The Morning Call: The star of Bethlehem Community Day? It’s historic sites
May 17th, 2016 | Home
May 14, 2016 | In The News
Written by The Morning Call
Blanca Cabrera wasn’t all that interested in building a small replica out of planed wood when she first arrived Saturday at Lukenbach Mill for Bethlehem’s Community Day, But by the time the 11-year-old Bethlehem resident had built one, she was ready to try her hand at another.
“It isn’t as hard as it looks,” said her mother, Natalia Reyes, busy building her own wooden house. “She didn’t even want to do it at first.”
But like all the other children who crowded into the main floor of the mill late Saturday morning, Blanca soon found herself absorbed in the activities that were meant to show children how Bethlehem functioned back in its earliest days.
Community Day is held every year in different locations around Bethlehem and this year the festivities centered on the newly renovated Lukenbach Mill in the Colonial Industrial Quarter.

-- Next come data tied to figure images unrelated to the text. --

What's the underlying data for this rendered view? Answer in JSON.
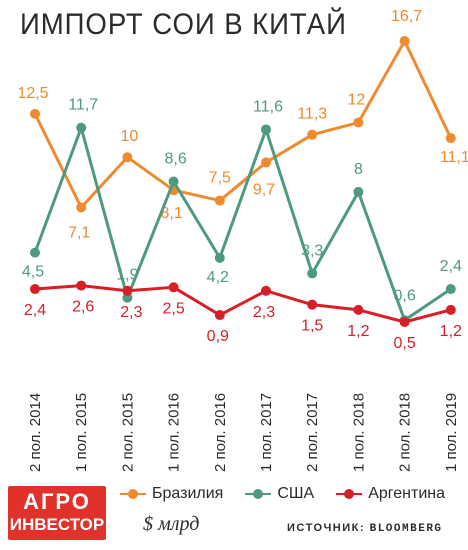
{
  "chart_data": {
    "type": "line",
    "title": "ИМПОРТ СОИ В КИТАЙ",
    "categories": [
      "2 пол. 2014",
      "1 пол. 2015",
      "2 пол. 2015",
      "1 пол. 2016",
      "2 пол. 2016",
      "1 пол. 2017",
      "2 пол. 2017",
      "1 пол. 2018",
      "2 пол. 2018",
      "1 пол. 2019"
    ],
    "series": [
      {
        "name": "Бразилия",
        "color": "#ef8a2e",
        "values": [
          12.5,
          7.1,
          10,
          8.1,
          7.5,
          9.7,
          11.3,
          12,
          16.7,
          11.1
        ],
        "labels": [
          "12,5",
          "7,1",
          "10",
          "8,1",
          "7,5",
          "9,7",
          "11,3",
          "12",
          "16,7",
          "11,1"
        ]
      },
      {
        "name": "США",
        "color": "#4e9a80",
        "values": [
          4.5,
          11.7,
          1.9,
          8.6,
          4.2,
          11.6,
          3.3,
          8,
          0.6,
          2.4
        ],
        "labels": [
          "4,5",
          "11,7",
          "1,9",
          "8,6",
          "4,2",
          "11,6",
          "3,3",
          "8",
          "0,6",
          "2,4"
        ]
      },
      {
        "name": "Аргентина",
        "color": "#d61f26",
        "values": [
          2.4,
          2.6,
          2.3,
          2.5,
          0.9,
          2.3,
          1.5,
          1.2,
          0.5,
          1.2
        ],
        "labels": [
          "2,4",
          "2,6",
          "2,3",
          "2,5",
          "0,9",
          "2,3",
          "1,5",
          "1,2",
          "0,5",
          "1,2"
        ]
      }
    ],
    "unit": "$ млрд",
    "legend_position": "bottom",
    "grid": false
  },
  "footer": {
    "logo_line1": "АГРО",
    "logo_line2": "ИНВЕСТОР",
    "unit_label": "$ млрд",
    "source_prefix": "ИСТОЧНИК:",
    "source_name": "BLOOMBERG"
  }
}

The main floor of the mill was dedicated to interactive displays that include miniature versions of the earliest log homes, a fabric dying display, and an elaborate working model that demonstrates how the town’s Moravian settlers got water from a nearby spring to their settlement on top of the hill. Each display was overseen by a worker from Historic Bethlehem Museums & Sites, with assistance from the Da Vinci Science Center.
Joanne Ritter and Linda Zimmerman helped with the log cabin construction, while Bruce J. Ward ran the water display, and Kathy Zoshak oversaw the fabric dying table.
“This is a little like when you sneak vegetables into the spaghetti sauce you give your kids,” Zoshak joked. “They’re having fun, but they’re learning at the same time.”
Ward gave a detailed description of how the water was moved from the natural spring up the hill to the Moravian settlement.
“It was an incredibly sophisticated operation,” he said. “It was the most advanced system for its time.”
Children weren’t the only ones learning as families wandered the grounds of the Colonial Industrial Quarter. Blacksmith and tinsmiths demonstrated their talents, and the 1762 Waterworks was turning busily, letting visitors see up close how the Moravian settlers created the nation’s first municipal water system. It was a system Philadelphia copied 30 years later, museum teacher Ed Land said.
At one time, the Industrial Quarter — the nation’s first industrial park — included a tannery, a butchery, an oil mill, a soap boiler, a hattery and even a potter.
“We have an interesting history here,” said Charlene Donchez Mowers, president of Historic Bethlehem Museums & Sites. “Bethlehem is a microcosm of the history of this country, from Colonial days to the 21st century.”
Christy Potter is a freelance writer.